Wednesday, August 26, 2020

How Nations Collapse: Disunity


Authored by Charles Hugh Smith via OfTwoMinds blog,

They may just opt out of the whole insane charade and stop paying the mountains of debt and stop trying to prop up the deranging pretense of middle-class snobbery.

Though many blame Donald Trump for dividing the nation, the nation was already disunited. Trump's election simply added day-glo paint to the lines that had long been hardening between disunited, disaffected camps.

As I've explained over the years, disunity is the systemic source of collapse-- not just of nations and empires but of enterprises and families. In other words, disunity is scale invariant: it breaks down marriages, family fortunes, partnerships, corporations, nations and empires with the same dynamics.
When challenges arise--and challenges always arise--the unified family, enterprise, nation or empire can make the shared sacrifices necessary to meet the crisis head-on, and not just survive, but as befits an anti-fragile system (as per Nassim Taleb's definition of anti-fragility), become stronger as a result of adapting to the crisis.

The family, enterprise, nation or empire fragmented by profound disunity is incapable of not just shared sacrifices but of a shared consensus on how to proceed against challenges such as famine, pandemic and economic depression.
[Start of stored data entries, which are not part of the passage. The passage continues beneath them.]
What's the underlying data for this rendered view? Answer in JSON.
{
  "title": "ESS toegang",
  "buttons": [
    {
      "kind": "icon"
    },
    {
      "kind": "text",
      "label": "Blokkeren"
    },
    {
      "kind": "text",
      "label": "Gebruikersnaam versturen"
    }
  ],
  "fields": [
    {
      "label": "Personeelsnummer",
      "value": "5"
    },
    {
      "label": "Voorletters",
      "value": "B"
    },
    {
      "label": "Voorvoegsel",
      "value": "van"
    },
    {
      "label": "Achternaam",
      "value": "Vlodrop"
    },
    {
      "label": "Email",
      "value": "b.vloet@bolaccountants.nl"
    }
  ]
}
It is the nature of human existence that shared sacrifice is the glue that binds disparate individuals and groups into a unified and thus powerful entity. In the early days of the Roman Republic and Empire, the wealthiest citizens were taxed heavily to raise the money needed to defend Rome or prosecute wars of conquest.

The patrician class served as officers in the army, and it was their duty to serve in the front lines, and in some cases (such as the horrendous defeat at Cannae) suffer higher combat death rates that common soldiers.

Profound disunity is characterized by the recognition that favored elites make no sacrifices, and this injustice consumes the binds of civil unity. The elites benefit the most from the system, piling up enormous fortunes and great political power, while the disempowered masses make the sacrifices on the battlefield and pay the taxes.

This disunity is not only political; it is social, economic and cultural as the elites' wealth soars in direct correlation to their unwillingness to make any sacrifices for the common good.

Grasping for power via philanthro-capitalist foundations is not a sacrifice; it's just a PR spin on the same old elitist accumulation of self-serving influence.

Though the mechanics are obscured by the financial games of central banks and financiers, the commoners understand that the nation's elites are parasitic and predatory, rigging the financial and political systems to benefit themselves at the expense of the nation and its citizenry.

Though it's convenient to divide America into two camps, anti-Trump and pro-Trump, these camps are each fragmented into disparate interests. There is no middle ground in the nation and none within the various warring camps.

As the Federal Reserve gooses the stock market to new heights, America's billionaires add hundreds of billions in additional wealth to their already obscene piles--piles largely untouched by taxes. In America, sacrifice has long been something demanded of the commoners: they fight the wars, they pay the taxes, they do the work and they sacrifice their health in jobs that only further enrich the few who reap all the gains while sacrificing nothing.

While America's spoiled, parasitic elites indulge in financial and sexual debauchery, fraud and embezzlement, the commoners grow weary of the widening divide in wealth, income, power, health and ethics. America's spoiled, parasitic elites are not just self-serving, greedy, and predatory; they're overconfident and hubris-soaked.

As for the commoners--they've been fragmented for decades into warring camps, fighting over social mores, political theater and all the frustrations of the powerless: embittered by the erosion of security and fairness and the indignities of slaving away for corporations that enrich the few while impoverishing the many, exhausted by the insecurities of chronic under-employment and the exploitations of the gig economy, the commoners may eventually find common cause in overthrowing their exploitive elites.

Or they may just opt out of the whole insane charade and stop paying the mountains of debt and stop trying to prop up the deranging pretense of middle-class snobbery in favor of an honest, low-cost mode of living that dispenses with servitude to self-serving, greedy elites and their corporate-plantation technocrat overlords.

Could America Have a French-Style Revolution? (July 14, 2020)

Asking this is like asking, could the Western Roman Empire fall? Yes, it could, yes it did. Based on the nation's multiple sources of profound disunity, collapse is only a matter of when, not if.